La capitale burkinabè accueille depuis ce lundi le Forum des acteurs de la gestion durable des ressources naturelles pour la résilience au Sahel. Organisée conjointement par l’Agence belge de coopération internationale (Enabel) et l’Organisation néerlandaise de développement (SNV), cette rencontre de 72 heures réunit décideurs politiques, experts, société civile et partenaires techniques autour d’un enjeu vital : préserver les ressources naturelles menacées du Sahel.
La cérémonie d’ouverture, présidée par le ministère de l’Environnement, de l’Eau et de l’Assainissement, a enregistré la participation de l’ambassadeur de Belgique, Erwin De Wandel, du directeur pays Burkina Faso et Mali de Enabel, Danny Denolf, ainsi que de plusieurs responsables locaux.
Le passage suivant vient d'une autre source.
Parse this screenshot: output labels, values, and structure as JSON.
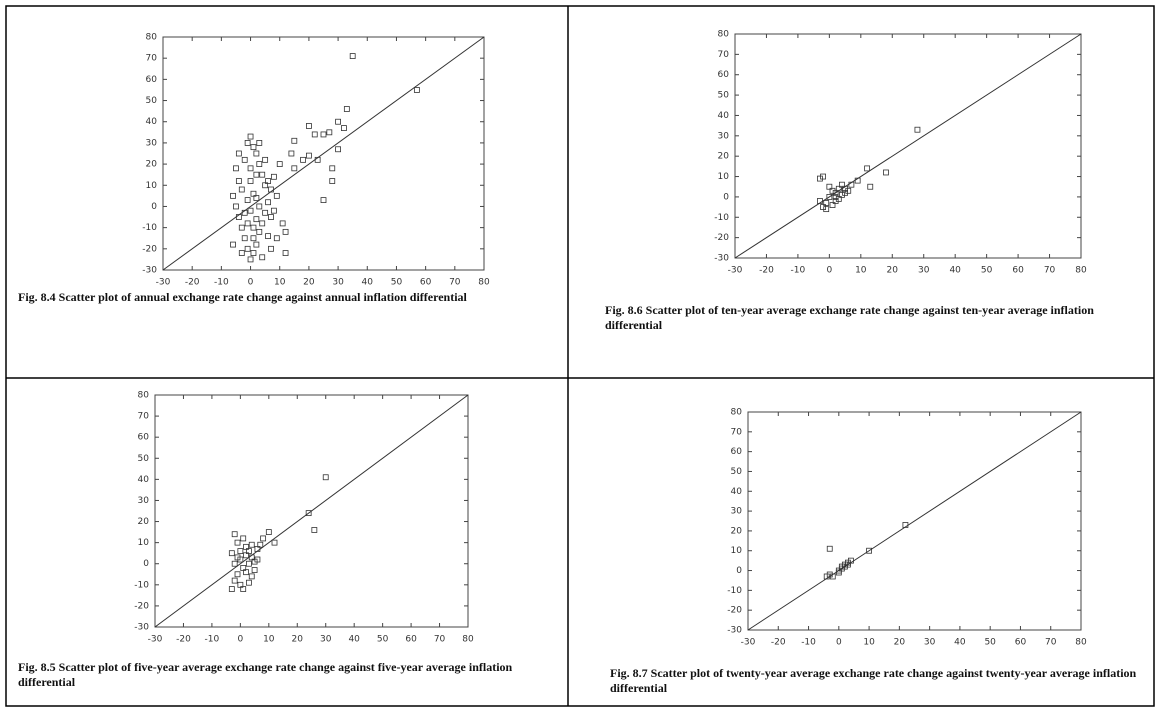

Dans son discours, Danny Denolf a rappelé l’urgence de l’action : « Que répondrons-nous à nos enfants dans 20 ans quand ils nous demanderont pourquoi les sols se sont épuisés, pourquoi les forêts ont disparu, pourquoi l’eau est devenue rare ? ». Selon lui, la dégradation accélérée des ressources menace la sécurité alimentaire, l’emploi des jeunes, la paix sociale et la stabilité économique de la région.
Pour sa part, l’ambassadeur de Belgique a insisté sur les défis du Sahel – désertification, pressions démographiques, crises humanitaires – mais aussi sur le potentiel d’initiatives locales qui démontrent qu’il est possible de restaurer les terres et de développer des activités durables.
Ouvrant officiellement les travaux, le secrétaire général du ministère de l’Environnement, Dr Boureima Kouanda, a souligné les efforts déjà engagés par le Burkina Faso, notamment la 7ᵉ Journée Nationale de l’Arbre qui a mobilisé des millions de citoyens pour planter cinq millions d’arbres en une heure.
Panels, ateliers interactifs et échanges d’expériences rythmeront ce forum, dont l’objectif majeur est de renforcer la résilience des communautés sahéliennes face au changement climatique.